Micki Witthoeft is a small woman; kind, beautiful, and bold. By nearly all accounts, her daughter Ashli was much the same. Regardless of what some may say about her motivations on January 6th, it would be impossible to argue that she lacked courage. To spend any time in the presence of her mother is to understand where this courage was formed.

As we attempted to converse against a steady wave of well wishers, Micki told me of a dream she had been given; a vision of the future; a message from beyond the grave.

Sometime after Ashli’s death, she had been guided in her sleep to a place where her daughter had been waiting. There she saw her, clear as day.

She was in prison, and Ashli told her mother she had been sentenced to death. Frantically and against all logic, Micki seemed to think the only reasonable course of action was to put Ashli in her purse, safe from this sentence where she could be snuck out of hell, back home to her family, where she belonged. It was at that moment when the purpose of the visit began to coalesce. Ashli wasn’t alone.
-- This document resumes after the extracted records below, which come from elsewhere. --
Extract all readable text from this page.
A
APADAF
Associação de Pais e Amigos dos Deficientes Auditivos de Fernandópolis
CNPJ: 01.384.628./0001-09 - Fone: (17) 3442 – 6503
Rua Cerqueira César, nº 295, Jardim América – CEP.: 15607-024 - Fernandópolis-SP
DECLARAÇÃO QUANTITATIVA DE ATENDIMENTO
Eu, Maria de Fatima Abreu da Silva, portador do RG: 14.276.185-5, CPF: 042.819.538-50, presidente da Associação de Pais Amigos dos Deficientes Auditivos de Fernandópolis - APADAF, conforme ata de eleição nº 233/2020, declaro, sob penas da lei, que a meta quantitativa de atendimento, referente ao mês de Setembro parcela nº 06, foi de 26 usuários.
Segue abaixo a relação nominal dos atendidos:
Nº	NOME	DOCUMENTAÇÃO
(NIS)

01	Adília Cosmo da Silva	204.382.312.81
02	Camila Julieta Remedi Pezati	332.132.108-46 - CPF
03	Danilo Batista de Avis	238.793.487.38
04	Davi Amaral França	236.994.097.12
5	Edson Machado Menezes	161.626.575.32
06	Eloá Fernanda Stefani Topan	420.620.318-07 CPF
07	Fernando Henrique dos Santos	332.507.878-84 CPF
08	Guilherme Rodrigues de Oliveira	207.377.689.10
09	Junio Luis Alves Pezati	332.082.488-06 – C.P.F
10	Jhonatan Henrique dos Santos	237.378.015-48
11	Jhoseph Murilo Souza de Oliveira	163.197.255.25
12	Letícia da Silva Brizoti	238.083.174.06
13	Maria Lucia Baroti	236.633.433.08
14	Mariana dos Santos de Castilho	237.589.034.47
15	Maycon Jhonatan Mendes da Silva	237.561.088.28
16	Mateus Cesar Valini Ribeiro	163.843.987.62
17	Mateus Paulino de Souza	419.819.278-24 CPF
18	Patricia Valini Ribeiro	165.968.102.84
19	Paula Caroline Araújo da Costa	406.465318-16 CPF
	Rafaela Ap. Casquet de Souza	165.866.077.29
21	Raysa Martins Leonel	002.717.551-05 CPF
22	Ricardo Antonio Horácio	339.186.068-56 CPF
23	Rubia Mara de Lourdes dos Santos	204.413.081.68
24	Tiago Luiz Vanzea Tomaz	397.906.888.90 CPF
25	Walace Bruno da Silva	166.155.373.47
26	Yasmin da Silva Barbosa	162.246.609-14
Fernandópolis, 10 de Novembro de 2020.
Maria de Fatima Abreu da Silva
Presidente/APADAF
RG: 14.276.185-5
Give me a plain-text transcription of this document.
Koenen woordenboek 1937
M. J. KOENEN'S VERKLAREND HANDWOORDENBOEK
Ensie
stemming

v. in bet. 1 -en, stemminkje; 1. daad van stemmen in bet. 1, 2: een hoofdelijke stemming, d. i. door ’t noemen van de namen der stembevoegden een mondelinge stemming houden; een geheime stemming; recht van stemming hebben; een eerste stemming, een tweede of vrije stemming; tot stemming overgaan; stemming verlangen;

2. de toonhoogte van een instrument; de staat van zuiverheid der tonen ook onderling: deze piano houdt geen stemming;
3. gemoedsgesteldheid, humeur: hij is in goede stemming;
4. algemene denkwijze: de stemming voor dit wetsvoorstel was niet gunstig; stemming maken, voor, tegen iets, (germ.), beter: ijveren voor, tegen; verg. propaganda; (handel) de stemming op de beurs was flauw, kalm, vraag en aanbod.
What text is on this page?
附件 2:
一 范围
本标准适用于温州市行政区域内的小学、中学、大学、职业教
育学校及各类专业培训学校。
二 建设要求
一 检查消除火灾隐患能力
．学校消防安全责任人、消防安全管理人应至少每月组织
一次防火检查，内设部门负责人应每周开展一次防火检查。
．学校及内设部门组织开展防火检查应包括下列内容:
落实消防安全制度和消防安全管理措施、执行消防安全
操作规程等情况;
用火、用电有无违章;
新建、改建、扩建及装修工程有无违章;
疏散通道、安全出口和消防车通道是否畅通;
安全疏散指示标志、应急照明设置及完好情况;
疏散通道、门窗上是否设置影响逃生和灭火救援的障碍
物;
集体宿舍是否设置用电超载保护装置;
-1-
There, in the prison with her, were the dozens of others who now begged for their mother to release them.

With no previous concern for those who were caught up in the trap that day, Micki found a new purpose: Political prisoners must be set free. America is better than what we’ve allowed it to become.

I took her dream to heart, with full understanding of how crazy some may believe it to be. I told Micki that anyone who doubts her authenticity in the matter is quite welcome to fuck right off. We shared some nervous laughter at the thought.

So now, as I write from the place where the Mississippi and Ohio Rivers join, I ponder the direction of America. Something about this point, where Jim and Finn had sought to find freedom, has me pondering greater consequence. It’s easy to think of the things that divide us, like a river which splits as we all swim headfirst, against the current. It may be convenient to think about separation and secession, but perhaps we are going about this all wrong. America has always been a confluence of culture; a place where separate identities and past experiences meet to form a common identity. Perhaps the path to freedom isn’t about fighting the current. Perhaps we would be better served by coming together and finding our place in the natural progression of things. With an open eyed understanding of what we stand to lose, maybe it’s possible to follow our destiny and become one mighty river, unabated in it’s course to the freedom of the open sea.